Limiting those losses, however, were forecasts for more gas demand over the next two weeks than previously expected, a drop in daily output and an increase in the amount of gas flowing to liquefied natural gas (LNG) export plants.
Front-month gas futures for October delivery on the New York Mercantile Exchange fell 7.8 cents, or 3.0%, to $2.504 per million British thermal units (mmBtu) at 9:30 a.m. EDT (1330 GMT), putting the contract on track for its lowest close since Aug. 23.
That also put the front-month on track to decline for a fourth day for the first time since mid July.
In Texas, the state’s grid operator, the Electric Reliability Council of Texas (ERCOT), issued a Weather Watch from Sept. 6-8 due to forecast higher temperatures, higher electrical demand, and the potential for lower reserves. ERCOT said there is currently enough capacity to meet forecast demand and it expects grid conditions to remain normal.
ERCOT said it expects to set a new September peak demand record every weekday this week. The grid operator, however, expects those peaks to remain below its all-time high of 85,435 megawatts on Aug. 10.
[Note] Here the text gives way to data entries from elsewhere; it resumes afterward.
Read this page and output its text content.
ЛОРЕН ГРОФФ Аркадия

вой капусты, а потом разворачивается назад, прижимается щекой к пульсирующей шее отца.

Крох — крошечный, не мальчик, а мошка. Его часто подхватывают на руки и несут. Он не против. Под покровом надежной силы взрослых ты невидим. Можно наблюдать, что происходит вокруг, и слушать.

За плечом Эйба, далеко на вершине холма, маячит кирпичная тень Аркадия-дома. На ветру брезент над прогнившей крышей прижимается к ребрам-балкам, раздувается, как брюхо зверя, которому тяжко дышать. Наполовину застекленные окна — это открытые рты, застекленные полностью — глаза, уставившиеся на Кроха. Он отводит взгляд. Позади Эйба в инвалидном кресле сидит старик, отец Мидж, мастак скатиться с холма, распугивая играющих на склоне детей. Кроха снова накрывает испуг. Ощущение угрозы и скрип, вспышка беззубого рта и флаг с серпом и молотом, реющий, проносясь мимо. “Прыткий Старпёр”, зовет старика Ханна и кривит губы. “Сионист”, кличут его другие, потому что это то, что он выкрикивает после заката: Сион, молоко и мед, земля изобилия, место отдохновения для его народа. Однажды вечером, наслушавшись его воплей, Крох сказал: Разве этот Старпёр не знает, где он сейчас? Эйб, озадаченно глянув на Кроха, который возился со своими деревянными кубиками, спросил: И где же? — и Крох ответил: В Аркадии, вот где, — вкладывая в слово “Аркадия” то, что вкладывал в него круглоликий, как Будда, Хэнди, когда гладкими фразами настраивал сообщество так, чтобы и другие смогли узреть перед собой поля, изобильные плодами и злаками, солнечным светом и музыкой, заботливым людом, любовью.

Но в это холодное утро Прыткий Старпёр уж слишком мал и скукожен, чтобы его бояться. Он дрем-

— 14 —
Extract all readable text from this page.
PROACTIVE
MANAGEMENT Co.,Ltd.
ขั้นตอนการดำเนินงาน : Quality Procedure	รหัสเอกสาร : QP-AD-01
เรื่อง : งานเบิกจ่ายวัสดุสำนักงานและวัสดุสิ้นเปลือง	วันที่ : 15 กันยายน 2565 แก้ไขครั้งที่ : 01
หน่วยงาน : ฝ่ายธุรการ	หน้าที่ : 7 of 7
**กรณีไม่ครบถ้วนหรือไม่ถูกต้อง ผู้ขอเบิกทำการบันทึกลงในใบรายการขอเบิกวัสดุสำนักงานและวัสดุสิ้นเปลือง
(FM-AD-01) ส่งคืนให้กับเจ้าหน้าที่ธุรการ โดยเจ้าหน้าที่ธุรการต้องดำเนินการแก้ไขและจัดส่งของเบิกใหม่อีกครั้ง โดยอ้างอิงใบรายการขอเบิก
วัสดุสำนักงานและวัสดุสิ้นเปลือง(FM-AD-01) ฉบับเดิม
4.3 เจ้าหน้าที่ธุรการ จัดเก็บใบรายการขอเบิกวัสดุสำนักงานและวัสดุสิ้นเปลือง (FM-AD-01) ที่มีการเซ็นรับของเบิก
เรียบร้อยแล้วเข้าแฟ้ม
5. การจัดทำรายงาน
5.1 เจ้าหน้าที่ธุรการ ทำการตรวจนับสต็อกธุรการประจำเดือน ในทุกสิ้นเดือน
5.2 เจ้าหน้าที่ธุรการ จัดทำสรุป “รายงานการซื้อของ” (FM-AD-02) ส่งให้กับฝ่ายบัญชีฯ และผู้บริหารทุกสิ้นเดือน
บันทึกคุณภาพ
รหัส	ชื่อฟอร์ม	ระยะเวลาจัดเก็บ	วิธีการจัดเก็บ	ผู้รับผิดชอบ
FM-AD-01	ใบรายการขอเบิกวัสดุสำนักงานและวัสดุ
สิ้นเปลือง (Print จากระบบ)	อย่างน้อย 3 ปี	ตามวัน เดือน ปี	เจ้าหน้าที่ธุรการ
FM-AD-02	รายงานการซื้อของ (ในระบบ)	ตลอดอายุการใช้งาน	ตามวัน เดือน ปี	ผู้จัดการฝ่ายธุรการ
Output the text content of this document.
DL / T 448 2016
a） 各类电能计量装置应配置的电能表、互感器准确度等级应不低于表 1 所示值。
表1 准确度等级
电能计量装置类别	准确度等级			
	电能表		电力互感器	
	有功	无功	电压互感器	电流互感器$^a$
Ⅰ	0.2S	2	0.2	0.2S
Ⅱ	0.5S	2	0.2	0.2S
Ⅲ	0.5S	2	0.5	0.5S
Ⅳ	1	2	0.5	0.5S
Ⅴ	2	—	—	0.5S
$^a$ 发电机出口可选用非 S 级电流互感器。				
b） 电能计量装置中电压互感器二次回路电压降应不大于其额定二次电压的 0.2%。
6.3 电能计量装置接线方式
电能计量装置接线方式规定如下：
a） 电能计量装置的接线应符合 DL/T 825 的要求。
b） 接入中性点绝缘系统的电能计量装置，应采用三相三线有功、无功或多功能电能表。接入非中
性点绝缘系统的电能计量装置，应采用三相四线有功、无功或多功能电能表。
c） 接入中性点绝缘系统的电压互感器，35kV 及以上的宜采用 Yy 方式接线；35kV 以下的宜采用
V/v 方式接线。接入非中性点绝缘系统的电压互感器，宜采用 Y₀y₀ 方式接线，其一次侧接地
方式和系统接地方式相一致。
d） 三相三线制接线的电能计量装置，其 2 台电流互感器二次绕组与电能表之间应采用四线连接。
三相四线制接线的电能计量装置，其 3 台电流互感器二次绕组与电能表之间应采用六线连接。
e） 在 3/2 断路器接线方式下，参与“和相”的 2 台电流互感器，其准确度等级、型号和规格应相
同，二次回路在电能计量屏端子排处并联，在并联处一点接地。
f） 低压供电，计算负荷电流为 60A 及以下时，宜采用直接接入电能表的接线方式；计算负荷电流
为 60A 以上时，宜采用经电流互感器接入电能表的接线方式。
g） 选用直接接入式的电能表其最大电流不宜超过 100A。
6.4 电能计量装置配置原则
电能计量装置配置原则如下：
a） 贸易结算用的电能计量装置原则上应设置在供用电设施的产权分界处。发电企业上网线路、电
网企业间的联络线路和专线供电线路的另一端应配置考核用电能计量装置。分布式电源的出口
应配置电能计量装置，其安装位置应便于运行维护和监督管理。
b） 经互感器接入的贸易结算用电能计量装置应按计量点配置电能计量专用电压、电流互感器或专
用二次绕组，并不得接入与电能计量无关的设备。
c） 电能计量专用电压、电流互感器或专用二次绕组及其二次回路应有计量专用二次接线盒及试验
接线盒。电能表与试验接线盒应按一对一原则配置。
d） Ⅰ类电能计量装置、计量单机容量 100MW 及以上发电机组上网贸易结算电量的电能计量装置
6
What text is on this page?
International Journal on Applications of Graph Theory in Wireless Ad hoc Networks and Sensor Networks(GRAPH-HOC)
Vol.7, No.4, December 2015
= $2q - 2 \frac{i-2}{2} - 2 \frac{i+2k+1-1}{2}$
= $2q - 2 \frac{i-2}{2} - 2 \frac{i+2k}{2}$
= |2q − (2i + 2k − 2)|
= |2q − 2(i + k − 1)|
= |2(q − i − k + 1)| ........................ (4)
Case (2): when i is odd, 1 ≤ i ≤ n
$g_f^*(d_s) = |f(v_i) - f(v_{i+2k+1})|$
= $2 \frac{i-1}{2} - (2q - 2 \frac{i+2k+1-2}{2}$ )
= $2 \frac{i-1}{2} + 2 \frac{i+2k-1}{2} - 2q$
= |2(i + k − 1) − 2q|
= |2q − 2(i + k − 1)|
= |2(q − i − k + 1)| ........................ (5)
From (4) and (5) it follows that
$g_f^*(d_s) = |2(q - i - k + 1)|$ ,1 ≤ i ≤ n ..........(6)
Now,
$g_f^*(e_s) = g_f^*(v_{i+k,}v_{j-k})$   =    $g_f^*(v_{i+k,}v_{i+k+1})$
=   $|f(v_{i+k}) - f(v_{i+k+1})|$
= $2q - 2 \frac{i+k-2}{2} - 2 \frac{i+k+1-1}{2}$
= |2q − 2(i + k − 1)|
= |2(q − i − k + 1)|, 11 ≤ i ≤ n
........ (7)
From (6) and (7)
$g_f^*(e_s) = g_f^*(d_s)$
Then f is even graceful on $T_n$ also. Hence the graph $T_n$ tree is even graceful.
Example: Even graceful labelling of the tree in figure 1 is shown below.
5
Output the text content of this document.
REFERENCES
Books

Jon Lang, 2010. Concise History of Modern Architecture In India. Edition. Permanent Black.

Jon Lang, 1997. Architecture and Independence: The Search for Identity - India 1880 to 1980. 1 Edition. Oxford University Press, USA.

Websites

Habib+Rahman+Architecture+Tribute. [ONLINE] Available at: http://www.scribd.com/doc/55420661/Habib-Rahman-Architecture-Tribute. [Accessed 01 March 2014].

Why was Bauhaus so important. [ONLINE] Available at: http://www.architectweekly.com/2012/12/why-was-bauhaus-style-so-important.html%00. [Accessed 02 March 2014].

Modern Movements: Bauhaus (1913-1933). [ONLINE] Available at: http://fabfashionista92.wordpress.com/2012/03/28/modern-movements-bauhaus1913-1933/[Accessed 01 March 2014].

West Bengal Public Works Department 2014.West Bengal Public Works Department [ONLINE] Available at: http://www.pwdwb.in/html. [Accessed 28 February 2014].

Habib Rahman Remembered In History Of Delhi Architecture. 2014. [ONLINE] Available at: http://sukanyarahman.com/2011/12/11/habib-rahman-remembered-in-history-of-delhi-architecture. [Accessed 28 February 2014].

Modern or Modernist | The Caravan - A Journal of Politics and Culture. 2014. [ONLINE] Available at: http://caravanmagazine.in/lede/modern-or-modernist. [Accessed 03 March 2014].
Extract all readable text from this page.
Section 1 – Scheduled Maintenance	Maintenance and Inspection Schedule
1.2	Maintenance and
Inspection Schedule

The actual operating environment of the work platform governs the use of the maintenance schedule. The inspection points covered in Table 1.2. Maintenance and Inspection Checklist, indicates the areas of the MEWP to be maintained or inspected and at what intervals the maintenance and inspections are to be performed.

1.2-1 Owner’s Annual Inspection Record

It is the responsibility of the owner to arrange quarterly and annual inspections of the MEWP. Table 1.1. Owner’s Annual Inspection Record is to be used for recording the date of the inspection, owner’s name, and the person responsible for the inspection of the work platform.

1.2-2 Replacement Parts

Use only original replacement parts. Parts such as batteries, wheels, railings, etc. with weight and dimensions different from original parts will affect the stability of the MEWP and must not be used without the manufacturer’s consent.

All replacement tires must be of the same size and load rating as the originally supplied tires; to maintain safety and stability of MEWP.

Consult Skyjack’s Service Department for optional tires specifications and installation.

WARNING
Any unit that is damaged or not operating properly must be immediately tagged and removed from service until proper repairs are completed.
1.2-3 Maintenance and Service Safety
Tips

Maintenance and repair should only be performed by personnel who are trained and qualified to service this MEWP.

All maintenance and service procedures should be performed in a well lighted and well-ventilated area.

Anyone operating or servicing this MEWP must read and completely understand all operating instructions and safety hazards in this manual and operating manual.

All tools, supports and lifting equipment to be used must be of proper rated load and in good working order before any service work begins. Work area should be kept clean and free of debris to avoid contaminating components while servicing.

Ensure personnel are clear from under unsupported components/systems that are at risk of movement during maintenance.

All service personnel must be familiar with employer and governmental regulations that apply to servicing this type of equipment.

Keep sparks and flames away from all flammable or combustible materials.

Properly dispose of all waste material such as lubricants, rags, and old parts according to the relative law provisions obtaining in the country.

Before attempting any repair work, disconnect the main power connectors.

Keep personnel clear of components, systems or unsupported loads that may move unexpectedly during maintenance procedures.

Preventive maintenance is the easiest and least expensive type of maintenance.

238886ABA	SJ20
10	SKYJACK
Extreme heat boosts the amount of gas burned to produce power for cooling, especially in Texas, which gets most of its electricity from gas-fired plants. In 2022, about 49% of the state’s power came from gas-fired plants, with most of the rest coming from wind (22%), coal (16%), nuclear (8%) and solar (4%), federal energy data showed.
Supply and demand
Financial firm LSEG said average gas output in the lower 48 US states slid to 101.9 billion cubic feet per day (bcfd) so far in September from 102.2 bcfd in August and a record 102.3 bcfd in May.
On a daily basis, however, output was on track to fall about 2.7 bcfd to a preliminary five-month low of 99.6 bcfd on Wednesday. That would be the biggest one-day drop in output since mid June, but traders noted preliminary data is often revised later in the day.
Even though the weather in the lower 48 US states will be less hot than previously expected over the next two weeks, meteorologists forecast it will remain mostly hotter than normal through at least Sept. 21.
LSEG forecast US gas demand, including exports, will hold around 101.2 bcfd this week and next. Those forecasts were higher than LSEG’s outlook on Tuesday.
Gas flows to the seven big US LNG export plants rose to an average of 12.8 bcfd so far in September from 12.3 bcfd in August. That compares with a monthly record of 14.0 bcfd in April.
The US is on track to become the world’s biggest LNG supplier in 2023 - ahead of recent leaders Australia and Qatar - as much higher global prices continue to feed demand for US exports due to supply disruptions and sanctions linked to Russia’s war in Ukraine.
Gas was trading around $11 per mmBtu at the Dutch Title Transfer Facility (TTF) benchmark in Europe and $13 at the Japan Korea Marker (JKM) in Asia.